Mesmo que a Décima Oitava Emenda contrariasse outras cláusulas da Constituição, ela não poderia ser repelida pela Suprema Corte, já que não se admite no direito norte-americano a declaração de inconstitucionalidade de emenda constitucional.

Enquanto esteve em vigor, a Décima Oitava Emenda contribuiu apenas para desenvolver a jurisprudência constitucional sobre garantias dos acusados em processos criminais, já que a repressão pelas autoridades do governo federal foi enorme e muitas vezes extrapolou os limites do estado de direito.

Foi nesse período, por exemplo, que se reconheceu a nulidade de provas obtidas por interceptação telefônica sem mandado judicial (Olmstead v. United States, 377 U.S. 438 (1928)).

Portanto, a anulação da lei seca teria que vir dos políticos e foi o que finalmente ocorreu no início dos anos 1930.

A quebra da Bolsa de Valores de Nova Iorque em 1929 foi talvez o “turning point” que marcou a mudança na percepção sobre os efeitos da Lei Seca. Afinal, a economia estava em baixa, o crime em alta, e os angustiados não conseguiam ao menos se aliviar nos bares.

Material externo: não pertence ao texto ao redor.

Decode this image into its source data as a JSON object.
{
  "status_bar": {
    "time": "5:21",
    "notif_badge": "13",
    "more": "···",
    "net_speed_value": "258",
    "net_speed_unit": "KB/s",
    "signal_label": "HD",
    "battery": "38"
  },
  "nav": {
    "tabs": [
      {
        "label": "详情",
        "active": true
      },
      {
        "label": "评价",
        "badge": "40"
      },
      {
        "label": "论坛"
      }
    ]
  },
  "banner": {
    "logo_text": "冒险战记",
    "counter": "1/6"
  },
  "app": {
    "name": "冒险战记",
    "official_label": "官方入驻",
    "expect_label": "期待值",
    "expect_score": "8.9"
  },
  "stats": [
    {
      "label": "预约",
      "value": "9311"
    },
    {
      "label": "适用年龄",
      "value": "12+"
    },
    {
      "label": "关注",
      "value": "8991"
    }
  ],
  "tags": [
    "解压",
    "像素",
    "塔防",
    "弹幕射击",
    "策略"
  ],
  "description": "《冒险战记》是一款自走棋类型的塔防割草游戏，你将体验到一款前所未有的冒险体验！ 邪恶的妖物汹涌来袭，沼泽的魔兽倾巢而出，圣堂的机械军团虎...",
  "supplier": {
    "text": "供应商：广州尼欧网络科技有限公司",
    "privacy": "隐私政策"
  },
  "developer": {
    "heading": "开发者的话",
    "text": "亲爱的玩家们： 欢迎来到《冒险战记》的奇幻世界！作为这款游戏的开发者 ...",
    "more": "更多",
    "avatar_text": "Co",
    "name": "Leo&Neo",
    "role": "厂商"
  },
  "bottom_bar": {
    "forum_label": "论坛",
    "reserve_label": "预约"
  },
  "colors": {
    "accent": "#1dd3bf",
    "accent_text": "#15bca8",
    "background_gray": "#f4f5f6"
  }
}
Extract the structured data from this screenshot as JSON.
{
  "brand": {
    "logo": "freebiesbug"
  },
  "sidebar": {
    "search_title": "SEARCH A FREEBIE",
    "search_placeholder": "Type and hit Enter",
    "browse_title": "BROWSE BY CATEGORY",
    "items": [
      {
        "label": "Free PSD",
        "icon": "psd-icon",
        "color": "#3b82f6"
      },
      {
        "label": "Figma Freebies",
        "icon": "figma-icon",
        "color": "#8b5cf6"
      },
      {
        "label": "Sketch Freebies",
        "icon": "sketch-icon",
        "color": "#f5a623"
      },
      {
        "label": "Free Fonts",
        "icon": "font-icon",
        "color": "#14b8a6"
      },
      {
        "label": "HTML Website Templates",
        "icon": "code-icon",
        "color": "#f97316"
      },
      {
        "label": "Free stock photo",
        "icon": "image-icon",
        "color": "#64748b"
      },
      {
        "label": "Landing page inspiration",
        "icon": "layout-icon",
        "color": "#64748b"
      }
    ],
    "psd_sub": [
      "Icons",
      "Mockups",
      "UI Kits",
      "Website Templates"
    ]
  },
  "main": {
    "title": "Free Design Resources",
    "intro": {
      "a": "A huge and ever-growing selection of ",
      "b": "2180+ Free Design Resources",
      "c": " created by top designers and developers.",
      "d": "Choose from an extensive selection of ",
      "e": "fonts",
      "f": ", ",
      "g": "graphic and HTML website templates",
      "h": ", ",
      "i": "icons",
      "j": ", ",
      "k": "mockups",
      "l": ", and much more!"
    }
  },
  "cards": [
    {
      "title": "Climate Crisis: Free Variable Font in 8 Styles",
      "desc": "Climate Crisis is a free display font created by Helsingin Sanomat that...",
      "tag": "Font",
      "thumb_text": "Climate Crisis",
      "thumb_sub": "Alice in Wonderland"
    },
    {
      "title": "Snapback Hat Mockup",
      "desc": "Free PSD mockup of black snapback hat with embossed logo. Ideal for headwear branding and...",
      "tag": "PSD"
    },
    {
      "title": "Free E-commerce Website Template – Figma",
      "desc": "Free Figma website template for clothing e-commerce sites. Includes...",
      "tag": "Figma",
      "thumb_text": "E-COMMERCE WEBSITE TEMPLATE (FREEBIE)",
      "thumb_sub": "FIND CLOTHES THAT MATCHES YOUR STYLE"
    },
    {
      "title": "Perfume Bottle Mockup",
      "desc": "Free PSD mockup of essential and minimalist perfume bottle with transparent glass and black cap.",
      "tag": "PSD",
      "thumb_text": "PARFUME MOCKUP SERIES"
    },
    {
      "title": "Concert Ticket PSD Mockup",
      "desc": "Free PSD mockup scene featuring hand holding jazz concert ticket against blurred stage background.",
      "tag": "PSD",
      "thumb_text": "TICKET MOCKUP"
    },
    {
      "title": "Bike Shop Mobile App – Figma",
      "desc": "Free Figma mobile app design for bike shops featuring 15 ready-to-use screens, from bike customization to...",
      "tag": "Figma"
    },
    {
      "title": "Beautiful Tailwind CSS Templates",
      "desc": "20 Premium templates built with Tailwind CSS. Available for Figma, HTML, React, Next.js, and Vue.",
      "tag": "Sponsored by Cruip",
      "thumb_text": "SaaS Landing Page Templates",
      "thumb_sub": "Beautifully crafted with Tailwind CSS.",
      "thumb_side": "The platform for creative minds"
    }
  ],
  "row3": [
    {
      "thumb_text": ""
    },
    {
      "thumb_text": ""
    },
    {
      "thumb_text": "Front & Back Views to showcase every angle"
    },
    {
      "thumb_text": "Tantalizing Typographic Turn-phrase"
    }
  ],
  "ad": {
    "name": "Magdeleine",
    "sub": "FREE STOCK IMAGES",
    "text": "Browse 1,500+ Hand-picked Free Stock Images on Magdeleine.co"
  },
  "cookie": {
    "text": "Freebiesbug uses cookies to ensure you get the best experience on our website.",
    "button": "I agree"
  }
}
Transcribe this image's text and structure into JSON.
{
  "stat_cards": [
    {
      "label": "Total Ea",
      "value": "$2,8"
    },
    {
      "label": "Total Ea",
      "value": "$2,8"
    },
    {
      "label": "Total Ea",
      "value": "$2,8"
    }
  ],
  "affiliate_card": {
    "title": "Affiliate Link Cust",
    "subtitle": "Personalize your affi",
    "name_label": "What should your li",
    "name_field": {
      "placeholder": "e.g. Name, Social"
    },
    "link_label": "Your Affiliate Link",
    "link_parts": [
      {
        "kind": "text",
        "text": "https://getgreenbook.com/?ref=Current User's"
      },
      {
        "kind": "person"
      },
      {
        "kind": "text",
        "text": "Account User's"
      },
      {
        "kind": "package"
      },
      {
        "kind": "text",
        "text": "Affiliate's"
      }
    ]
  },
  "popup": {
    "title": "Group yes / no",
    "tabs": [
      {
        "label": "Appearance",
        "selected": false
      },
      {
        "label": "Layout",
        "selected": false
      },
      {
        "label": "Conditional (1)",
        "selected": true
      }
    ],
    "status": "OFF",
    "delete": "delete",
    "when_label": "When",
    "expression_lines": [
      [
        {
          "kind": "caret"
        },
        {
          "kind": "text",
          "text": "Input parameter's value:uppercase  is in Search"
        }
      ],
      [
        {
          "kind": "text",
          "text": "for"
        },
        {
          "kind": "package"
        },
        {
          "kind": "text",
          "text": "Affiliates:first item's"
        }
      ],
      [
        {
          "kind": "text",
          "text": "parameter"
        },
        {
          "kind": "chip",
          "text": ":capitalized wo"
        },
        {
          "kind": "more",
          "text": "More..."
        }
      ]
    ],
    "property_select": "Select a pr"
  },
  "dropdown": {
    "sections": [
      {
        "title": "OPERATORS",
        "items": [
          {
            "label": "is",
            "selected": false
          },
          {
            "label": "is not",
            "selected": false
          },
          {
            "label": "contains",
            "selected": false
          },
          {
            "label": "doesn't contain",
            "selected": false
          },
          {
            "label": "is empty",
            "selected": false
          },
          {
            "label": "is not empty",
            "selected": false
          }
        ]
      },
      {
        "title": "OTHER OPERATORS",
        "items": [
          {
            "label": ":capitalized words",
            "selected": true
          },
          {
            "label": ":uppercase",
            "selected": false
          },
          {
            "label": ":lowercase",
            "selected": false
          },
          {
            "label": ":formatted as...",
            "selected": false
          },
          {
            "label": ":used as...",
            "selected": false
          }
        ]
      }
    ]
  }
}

Além disso, é claro, o governo precisava de dinheiro como nunca e a montanha de recursos que deixou de ser arrecadada com os altos impostos sobre o álcool estava fazendo muito falta. Na outra ponta, o aparato repressivo, na maior das vezes ineficaz, representava perda de recursos e desperdício de mão-de-obra.

Franklin D. Roosevelt foi eleito em 1932 na esteira dos efeitos desastrosos do crack da Bolsa e uma das suas promessas era a de apoiar no Congresso o fim da Prohibition, o que acabou ocorrendo em 1933. Estima-se que, nos anos seguintes, a volta do comércio de álcool, com todas as atividades circundantes, levou a um aumento médio de 0,3 ponto no PIB anual.

A experiência americana com a lei seca, bastante ingênua aos olhos de hoje, parece uma importante lição ao Brasil contemporâneo, suscetível a mudanças constitucionais populistas, a partir de apelos moralistas duvidosos, que não levam em conta a realidade social e as possíveis consequências imprevistas.